Así es como llamaba a Gálvez. Fiel a su estilo, don Pedro se mantenía suspicaz frente a todo lo que venía de la vieja patria. En su opinión, España y los españoles no eran otra cosa que saqueadores de mercado, hambrientos piratas de tierra adentro. En ocasiones algún criollo se atrevía a recordarle su procedencia, y entonces se le llenaba de distancia la mirada mientras una mueca irónica se le dibujaba en la boca. Hacía tantos años que no se sentía de la tierra vieja que ya no lo recordaba.
Reunidos, bien fuera en las salas de estrado de las mejores casas de la villa o en las propias casas reales, Landeta, Lanzagorta, La Canal, Unzaga y Allende, entre otros muchos, trataban de descifrar las señales de un futuro que se anunciaba, cuando menos, enrevesado. Tras los sucesos violentos vividos en Guanajuato, Gálvez prohibió a los mineros que portaran armas de fuego y a los indígenas que se vistieran a la española. Trataba de impedir nuevos disturbios, y en cierta manera lo consiguió, al menos durante algunos años. Pero, sobre todo, su objetivo era consolidar un nuevo régimen, un alto Gobierno al que todo el pueblo, sin excepción, debiera respeto y obediencia. El ejército era su mejor arma.
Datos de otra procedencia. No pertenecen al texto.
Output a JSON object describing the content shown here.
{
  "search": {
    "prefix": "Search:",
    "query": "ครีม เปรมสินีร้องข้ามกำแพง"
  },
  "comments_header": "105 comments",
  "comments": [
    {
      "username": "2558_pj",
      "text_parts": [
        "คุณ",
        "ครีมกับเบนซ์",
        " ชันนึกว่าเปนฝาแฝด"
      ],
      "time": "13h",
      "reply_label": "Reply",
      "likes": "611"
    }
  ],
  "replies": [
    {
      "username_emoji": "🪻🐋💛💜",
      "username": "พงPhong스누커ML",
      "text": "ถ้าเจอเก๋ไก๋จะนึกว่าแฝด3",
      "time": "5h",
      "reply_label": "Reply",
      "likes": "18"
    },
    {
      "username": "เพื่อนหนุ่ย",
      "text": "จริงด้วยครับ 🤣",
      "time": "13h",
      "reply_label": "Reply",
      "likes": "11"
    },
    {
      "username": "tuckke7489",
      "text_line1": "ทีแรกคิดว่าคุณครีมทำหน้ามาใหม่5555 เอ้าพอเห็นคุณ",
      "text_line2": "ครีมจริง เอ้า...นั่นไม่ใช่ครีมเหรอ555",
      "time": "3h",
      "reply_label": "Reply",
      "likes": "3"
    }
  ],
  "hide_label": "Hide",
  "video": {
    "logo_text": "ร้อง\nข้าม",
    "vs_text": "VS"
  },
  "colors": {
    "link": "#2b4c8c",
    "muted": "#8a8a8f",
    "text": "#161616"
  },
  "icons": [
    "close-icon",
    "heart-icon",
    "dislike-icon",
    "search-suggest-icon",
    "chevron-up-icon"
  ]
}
Su intervención en las minas, en la agricultura o en las instituciones locales provocó un rechazo constante hacia los peninsulares recién llegados. La última sorpresa la trajo la presentación de un plan de intendencias que, siguiendo los modelos europeos, pretendía dividir el territorio según su conveniencia. Un espíritu de rebeldía se estaba apoderando de la Nueva España, y hasta se hizo saber al rey de la oscura intención de un plan de insurgencia, apoyado por Inglaterra, en México. Sin embargo, Carlos III no prestó oídos a las advertencias de sus funcionarios y continuó inmerso en la expoliación de los recursos y las reformas administrativas, que ya habían empezado a levantar ampollas entre los criollos. Aquellas ideas revolucionarias acabarían siendo la semilla del futuro movimiento insurgente que liberaría un día al pueblo del yugo colonial.